Finding the balance can be measured in small steps. Take this week’s budget compromise. It’s a small deal. It doesn’t tackle hard stuff like entitlements. But it was something. Budget Committee chairman Paul Ryan spoke about it in basic terms. “We’re actually starting to talk to each other, which is kind of new for this day and age.”

Democrat Patty Murray during that same Meet the Press interview added, “We can’t take on the tough discussions unless we can learn to use the word ‘compromise.’”

Unfortunately, these signs of compromise amount to small exceptions. The reality of the unresolved issues on the budget will smack us in the face come January when Republicans will again press for concessions from the White House before raising the debt ceiling.

The question is, how does this great debate work itself out? The system does not work through such big debates quickly. Take government surveillance by the NSA. Congress has been afraid to rethink the power it vested in the executive branch to take action in the name of national security after the September 11th attacks. So only now, twelve years after the attacks, is there a presidential commission recommending to the president that the government scale back its surveillance. Our culture of technology has changed and so has public opinion about the balance between privacy and security.

The author and historian Allen Guelzo of Gettysburg College argues this period of polarization has been a long time brewing and resembles previous periods of sharp ideological divide in the country: the 1790s, the period of the birth of our political parties, and the tumultuous 1850’s, which foreshadowed the secession of the Southern states. The difference between then and now, he argues, is culture.   “Culture is the tail that wags the dog of politics.” By this he means forces like local government, for example,  move ahead on policy changes while Washington remains stuck.

The fear is that while politicians bicker in Washington, Rome burns. Too many big problems to tackle, too little consensus in Washington.

And yet, there are signs of real humanity in Washington.  

Conservative Republican Senator Jim Inhofe, Oklahoma, lost his 52 year-old son Perry in a plane crash last month. I spoke to the senator about his loss and his attitude about politics as a result. “The differences are still there,” he told me during an interview with tears welling up in the corner of his eyes. When his son died, he was moved by the number of Democrats who reached out to comfort him- even more, he admitted, than fellow Republicans.  “Your attitude changes. And I can’t help but think when I’m confronting someone on something in which we disagree that I know how they responded to my loss and how we got closer.”

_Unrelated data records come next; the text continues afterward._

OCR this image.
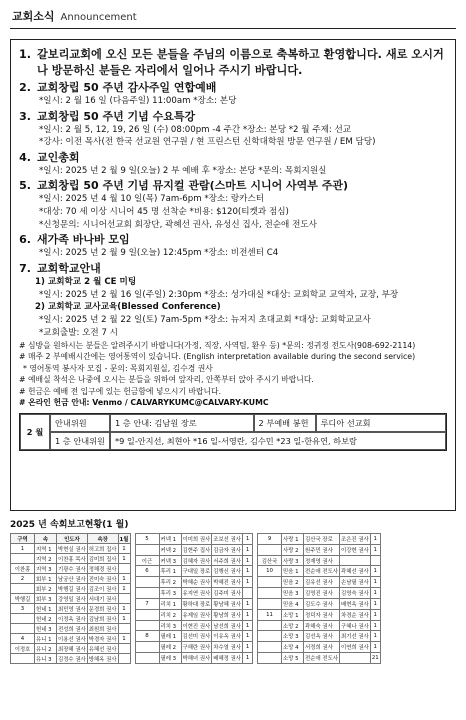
교회소식 Announcement
1. 갈보리교회에 오신 모든 분들을 주님의 이름으로 축복하고 환영합니다. 새로 오시거나 방문하신 분들은 자리에서 일어나 주시기 바랍니다.
2. 교회창립 50 주년 감사주일 연합예배
*일시: 2 월 16 일 (다음주일) 11:00am *장소: 본당
3. 교회창립 50 주년 기념 수요특강
*일시: 2 월 5, 12, 19, 26 일 (수) 08:00pm -4 주간 *장소: 본당 *2 월 주제: 선교
*강사: 이전 목사(전 한국 선교원 연구원 / 현 프린스턴 신학대학원 방문 연구원 / EM 담당)
4. 교인총회
*일시: 2025 년 2 월 9 일(오늘) 2 부 예배 후 *장소: 본당 *문의: 목회지원실
5. 교회창립 50 주년 기념 뮤지컬 관람(스마트 시니어 사역부 주관)
*일시: 2025 년 4 월 10 일(목) 7am-6pm *장소: 랑카스터
*대상: 70 세 이상 시니어 45 명 선착순 *비용: $120(티켓과 점심)
*신청문의: 시니어선교회 회장단, 곽혜선 권사, 유성신 집사, 전순애 전도사
6. 새가족 바나바 모임
*일시: 2025 년 2 월 9 일(오늘) 12:45pm *장소: 비전센터 C4
7. 교회학교안내
1) 교회학교 2 월 CE 미팅
*일시: 2025 년 2 월 16 일(주일) 2:30pm *장소: 성가대실 *대상: 교회학교 교역자, 교장, 부장
2) 교회학교 교사교육(Blessed Conference)
*일시: 2025 년 2 월 22 일(토) 7am-5pm *장소: 뉴저지 초대교회 *대상: 교회학교교사
*교회출발: 오전 7 시
# 심방을 원하시는 분들은 알려주시기 바랍니다(가정, 직장, 사역팀, 환우 등) *문의: 정귀정 전도사(908-692-2114)
# 매주 2 부예배시간에는 영어통역이 있습니다. (English interpretation available during the second service)
* 영어통역 봉사자 모집 - 문의: 목회지원실, 김수경 권사
# 예배실 착석은 나중에 오시는 분들을 위하여 앞자리, 안쪽부터 앉아 주시기 바랍니다.
# 헌금은 예배 전 입구에 있는 헌금함에 넣으시기 바랍니다.
# 온라인 헌금 안내: Venmo / CALVARYKUMC@CALVARY-KUMC
2 월
안내위원	1 층 안내: 김남원 장로	2 부예배 봉헌	루디아 선교회
1 층 안내위원	*9 일-안지선, 최현아 *16 일-서영란, 김수민 *23 일-한유연, 하보람
2025 년 속회보고현황(1 월)
구역	속	인도자	속장	1월
1	지역 1	박현실 권사	허고희 집사	1
	지역 2	이찬홍 목사	김미희 집사	1
이찬홍	지역 3	기광수 권사	정해경 권사	
2	회부 1	남궁산 권사	진미숙 권사	1
	회부 2	박행길 권사	김조이 권사	1
박행길	회부 3	강영일 권사	서대기 권사	
3	헌네 1	최민영 권사	문경희 권사	1
	헌네 2	이정옥 권사	김남희 권사	1
	헌네 3	전성희 권사	최원희 권사	
4	유니 1	이용선 권사	박경자 권사	1
이정호	유니 2	최장혜 권사	유혜선 권사	
	유니 3	김정수 권사	방혜옥 권사	
5	커넥 1	이미희 권사	조보선 권사	1
	커넥 2	김현주 집사	김금자 권사	1
이근	커넥 3	김혜자 권사	서주희 권사	1
6	후리 1	구대일 장로	김행신 권사	1
	후리 2	박혜순 권사	박혜진 권사	1
	후리 3	유지연 권사	김주미 권사	
7	리치 1	황하대 장로	황남혜 권사	1
	리치 2	유제임 권사	황남희 권사	1
	리치 3	이현진 권사	남선희 권사	1
8	필레 1	김선미 권사	이유옥 권사	1
	필레 2	구해란 권사	차수열 권사	1
	필레 3	박해녀 권사	배혜정 권사	1
9	사랑 1	김산국 장로	조은진 권사	1
	사랑 2	원주민 권사	이강현 권사	1
김산국	사랑 3	정재영 권사		
10	믿음 1	전순애 전도사	곽혜선 권사	1
	믿음 2	김유선 권사	손남필 권사	1
	믿음 3	김영진 권사	김영숙 권사	1
	믿음 4	김도수 권사	배현옥 권사	1
11	소망 1	정덕자 권사	차경순 권사	1
	소망 2	곽해숙 권사	구혜나 권사	1
	소망 3	김선옥 권사	최기선 권사	1
	소망 4	서정희 권사	이연희 권사	1
	소망 5	전순애 전도사		21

A friend thought Inhofe’s story was a sign of how bad things have gotten around here, that a Senator finds it notable that Democratic colleagues would be nice after his personal loss.

Yes, but what have we all learned from Pope Francis this year about the power of small gestures. Maybe this is a start. Before leaving Washington for Hawaii for Christmas, President Obama promised that 2014 would be a “year of action.” We’ll see. The debates are still roiling.